Embora nunca tenha sido exposta ao grande público, o quadro “A Caipirinha” está provocando uma discórdia pública semelhante a que sua autora, Tarsila do Amaral, gerou na plateia durante a Semana de Arte Moderna de São Paulo, em 1922, há quase cem anos. Na ocasião, alguns amaram e outros odiaram o trabalho da artista paulista. Agora que ela é uma unanimidade, a disputa é entre o mundo das artes e os tribunais. Em jogo, o destino da obra: em primeira instância, a Justiça determinou o leilão judicial da obra por considerar fraudulenta a venda do quadro de Salim Shahin ao seu filho Carlos pelo singelo valor de R$ 240 mil. A decisão se baseou no valor da transação, já que, segundo especialistas e a própria sobrinha da artista, também chamada Tarsila do Amaral, a quantia negociada é ultrajante para um objeto tão valioso. A venda por meio de “herança antecipada” teria sido uma manobra para evitar a apreensão do quadro.

ÍCONE Tarsila do Amaral: a mais conhecida representante do modernismo brasileiro (Crédito:Divulgação)

“Para efeito de comparação, seu quadro ‘A Lua’, foi vendido ao Museu de Arte Moderna de Nova York no ano passado por quase R$ 100 milhões”, afirma o leiloeiro James Lisboa, que já trabalhou com diversas obras da artista em 42 anos de carreira. Tarsila do Amaral, a sobrinha homônima, responsável por cuidar das obras da artista, tem dedicado a vida para popularizar a memória artística da tia-avó, que morreu quando ela tinha oito anos. “Lembro bem dela, uma mulher elegante e refinada. Tenho orgulho de compartilharmos o mesmo nome”, relembra.
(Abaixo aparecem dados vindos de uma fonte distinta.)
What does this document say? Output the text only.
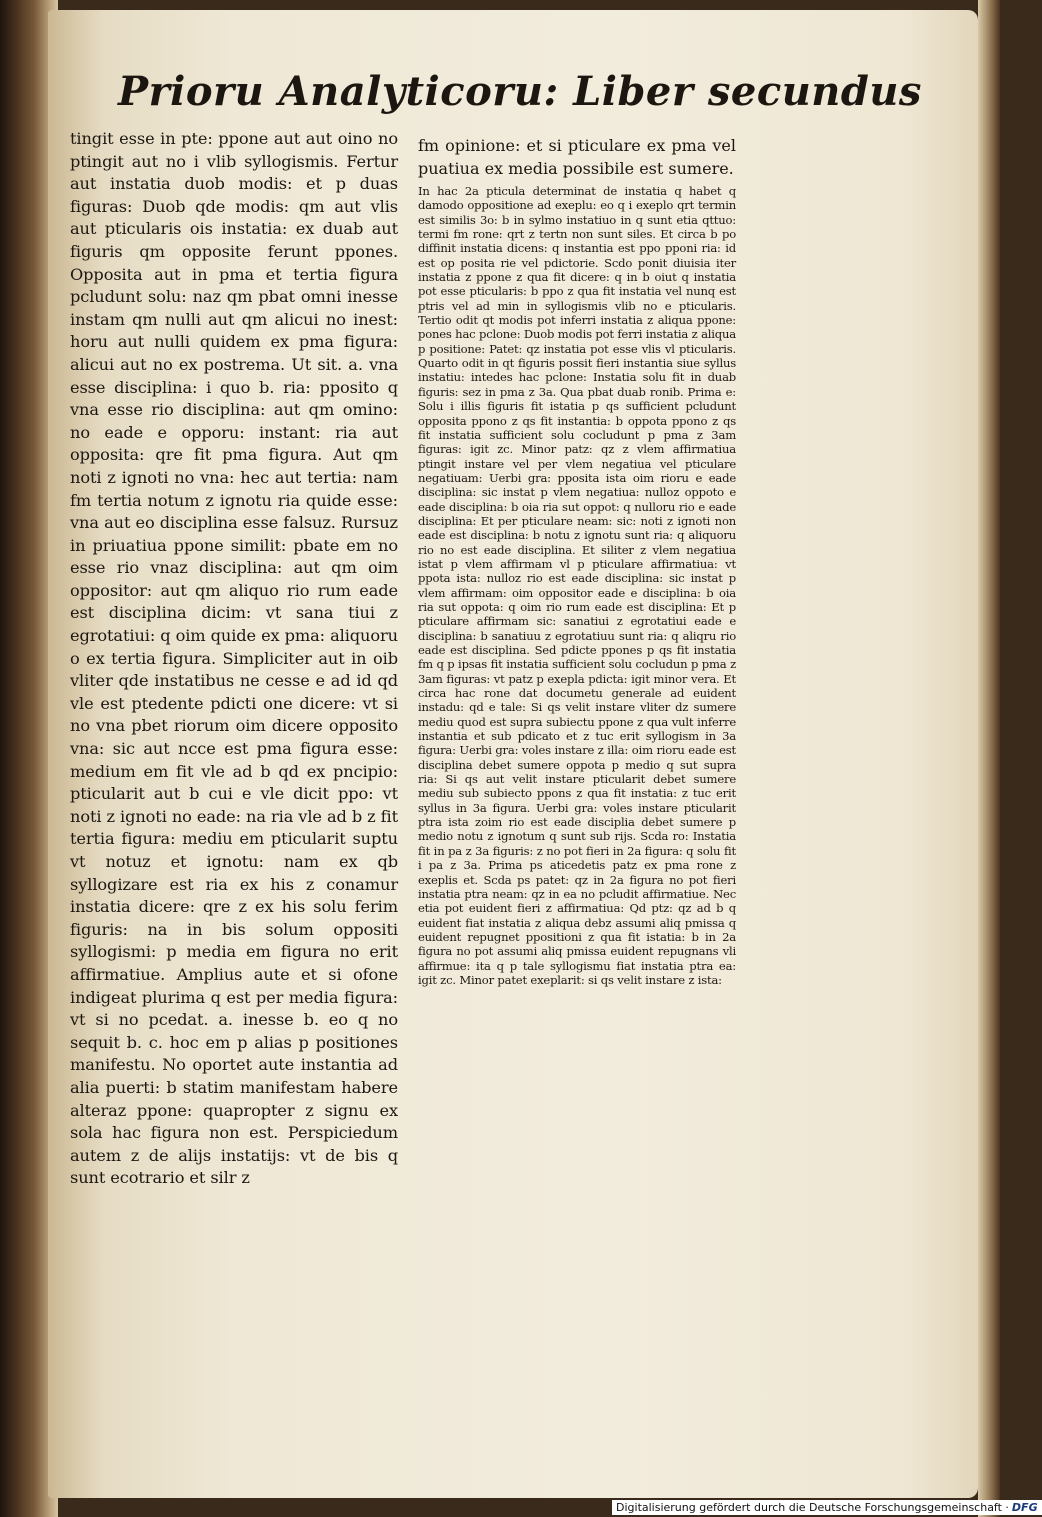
Prioru Analyticoru: Liber secundus

tingit esse in pte: ppone aut aut oino no ptingit aut no i vlib syllogismis. Fertur aut instatia duob modis: et p duas figuras: Duob qde modis: qm aut vlis aut pticularis ois instatia: ex duab aut figuris qm opposite ferunt ppones. Opposita aut in pma et tertia figura pcludunt solu: naz qm pbat omni inesse instam qm nulli aut qm alicui no inest: horu aut nulli quidem ex pma figura: alicui aut no ex postrema. Ut sit. a. vna esse disciplina: i quo b. ria: pposito q vna esse rio disciplina: aut qm omino: no eade e opporu: instant: ria aut opposita: qre fit pma figura. Aut qm noti z ignoti no vna: hec aut tertia: nam fm tertia notum z ignotu ria quide esse: vna aut eo disciplina esse falsuz. Rursuz in priuatiua ppone similit: pbate em no esse rio vnaz disciplina: aut qm oim oppositor: aut qm aliquo rio rum eade est disciplina dicim: vt sana tiui z egrotatiui: q oim quide ex pma: aliquoru o ex tertia figura. Simpliciter aut in oib vliter qde instatibus ne cesse e ad id qd vle est ptedente pdicti one dicere: vt si no vna pbet riorum oim dicere opposito vna: sic aut ncce est pma figura esse: medium em fit vle ad b qd ex pncipio: pticularit aut b cui e vle dicit ppo: vt noti z ignoti no eade: na ria vle ad b z fit tertia figura: mediu em pticularit suptu vt notuz et ignotu: nam ex qb syllogizare est ria ex his z conamur instatia dicere: qre z ex his solu ferim figuris: na in bis solum oppositi syllogismi: p media em figura no erit affirmatiue. Amplius aute et si ofone indigeat plurima q est per media figura: vt si no pcedat. a. inesse b. eo q no sequit b. c. hoc em p alias p positiones manifestu. No oportet aute instantia ad alia puerti: b statim manifestam habere alteraz ppone: quapropter z signu ex sola hac figura non est. Perspiciedum autem z de alijs instatijs: vt de bis q sunt ecotrario et silr z

fm opinione: et si pticulare ex pma vel puatiua ex media possibile est sumere.

In hac 2a pticula determinat de instatia q habet q damodo oppositione ad exeplu: eo q i exeplo qrt termin est similis 3o: b in sylmo instatiuo in q sunt etia qttuo: termi fm rone: qrt z tertn non sunt siles. Et circa b po diffinit instatia dicens: q instantia est ppo pponi ria: id est op posita rie vel pdictorie. Scdo ponit diuisia iter instatia z ppone z qua fit dicere: q in b oiut q instatia pot esse pticularis: b ppo z qua fit instatia vel nunq est ptris vel ad min in syllogismis vlib no e pticularis. Tertio odit qt modis pot inferri instatia z aliqua ppone: pones hac pclone: Duob modis pot ferri instatia z aliqua p positione: Patet: qz instatia pot esse vlis vl pticularis. Quarto odit in qt figuris possit fieri instantia siue syllus instatiu: intedes hac pclone: Instatia solu fit in duab figuris: sez in pma z 3a. Qua pbat duab ronib. Prima e: Solu i illis figuris fit istatia p qs sufficient pcludunt opposita ppono z qs fit instantia: b oppota ppono z qs fit instatia sufficient solu cocludunt p pma z 3am figuras: igit zc. Minor patz: qz z vlem affirmatiua ptingit instare vel per vlem negatiua vel pticulare negatiuam: Uerbi gra: pposita ista oim rioru e eade disciplina: sic instat p vlem negatiua: nulloz oppoto e eade disciplina: b oia ria sut oppot: q nulloru rio e eade disciplina: Et per pticulare neam: sic: noti z ignoti non eade est disciplina: b notu z ignotu sunt ria: q aliquoru rio no est eade disciplina. Et siliter z vlem negatiua istat p vlem affirmam vl p pticulare affirmatiua: vt ppota ista: nulloz rio est eade disciplina: sic instat p vlem affirmam: oim oppositor eade e disciplina: b oia ria sut oppota: q oim rio rum eade est disciplina: Et p pticulare affirmam sic: sanatiui z egrotatiui eade e disciplina: b sanatiuu z egrotatiuu sunt ria: q aliqru rio eade est disciplina. Sed pdicte ppones p qs fit instatia fm q p ipsas fit instatia sufficient solu cocludun p pma z 3am figuras: vt patz p exepla pdicta: igit minor vera. Et circa hac rone dat documetu generale ad euident instadu: qd e tale: Si qs velit instare vliter dz sumere mediu quod est supra subiectu ppone z qua vult inferre instantia et sub pdicato et z tuc erit syllogism in 3a figura: Uerbi gra: voles instare z illa: oim rioru eade est disciplina debet sumere oppota p medio q sut supra ria: Si qs aut velit instare pticularit debet sumere mediu sub subiecto ppons z qua fit instatia: z tuc erit syllus in 3a figura. Uerbi gra: voles instare pticularit ptra ista zoim rio est eade disciplia debet sumere p medio notu z ignotum q sunt sub rijs. Scda ro: Instatia fit in pa z 3a figuris: z no pot fieri in 2a figura: q solu fit i pa z 3a. Prima ps aticedetis patz ex pma rone z exeplis et. Scda ps patet: qz in 2a figura no pot fieri instatia ptra neam: qz in ea no pcludit affirmatiue. Nec etia pot euident fieri z affirmatiua: Qd ptz: qz ad b q euident fiat instatia z aliqua debz assumi aliq pmissa q euident repugnet ppositioni z qua fit istatia: b in 2a figura no pot assumi aliq pmissa euident repugnans vli affirmue: ita q p tale syllogismu fiat instatia ptra ea: igit zc. Minor patet exeplarit: si qs velit instare z ista:

Digitalisierung gefördert durch die Deutsche Forschungsgemeinschaft · DFG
Tarsilinha, como é conhecida, gostaria que o quadro fosse para um museu. “A exposição em que Tarsila participou com outros artistas no museu TATE Modern, em Londres, levou um milhão de pessoas ao local. A exposição “Tarsila Popular”, no Museu de Arte de São Paulo (Masp), em 2019, foi vista por mais de 400 mil pessoas e ultrapassou até mesmo a do famoso impressionista francês Monet, um dos pintores mais populares da história. “Se for a leilão popular, ‘A Caipirinha’ pode chegar a valores exorbitantes”, afirma James Lisboa, citando o lance inicial de R$ 42,5 milhões. A família Schahin conseguiu, na segunda-feira, 6, um reconhecimento na Justiça de que não houve fraude. O advogado Adelmo da Silva Emerenciano, que representa Salim Schahin, critica a decisão. “Foi uma decisão emocional. Há documentos, fatos e dados que mostram com clareza que a possibilidade de fraude seria impossível”, afirma. Por enquanto, o leilão está de pé.

O processo

A família Schahin adquiriu o quadro há mais de 30 anos, antes da venda do célebre “Abaporu”, obra mais conhecida da artista e arrematada em 1995 pelo colecionador argentino Eduardo Constantini. Hoje, está exposta no Museu de Arte Latino-Americana de Buenos Aires (Malba). Tarsilinha afirma que esse leilão foi um divisor de águas na obra da tia. “Ninguém via valor da obra no Brasil. Precisou uma grande casa de leilões no exterior valorizá-la para verem como a arte no Brasil é boa e de qualidade”. A família Schahin, envolvida em uma acusação de recuperação judicial fraudulenta na operação Lava-Jato, concorda com essa tese. “Schahin comprou o quadro na época por um valor baixo porque não havia essa valorização da artista. Tanto que ele sempre declarou a obra em seu Imposto de Renda”, diz o advogado.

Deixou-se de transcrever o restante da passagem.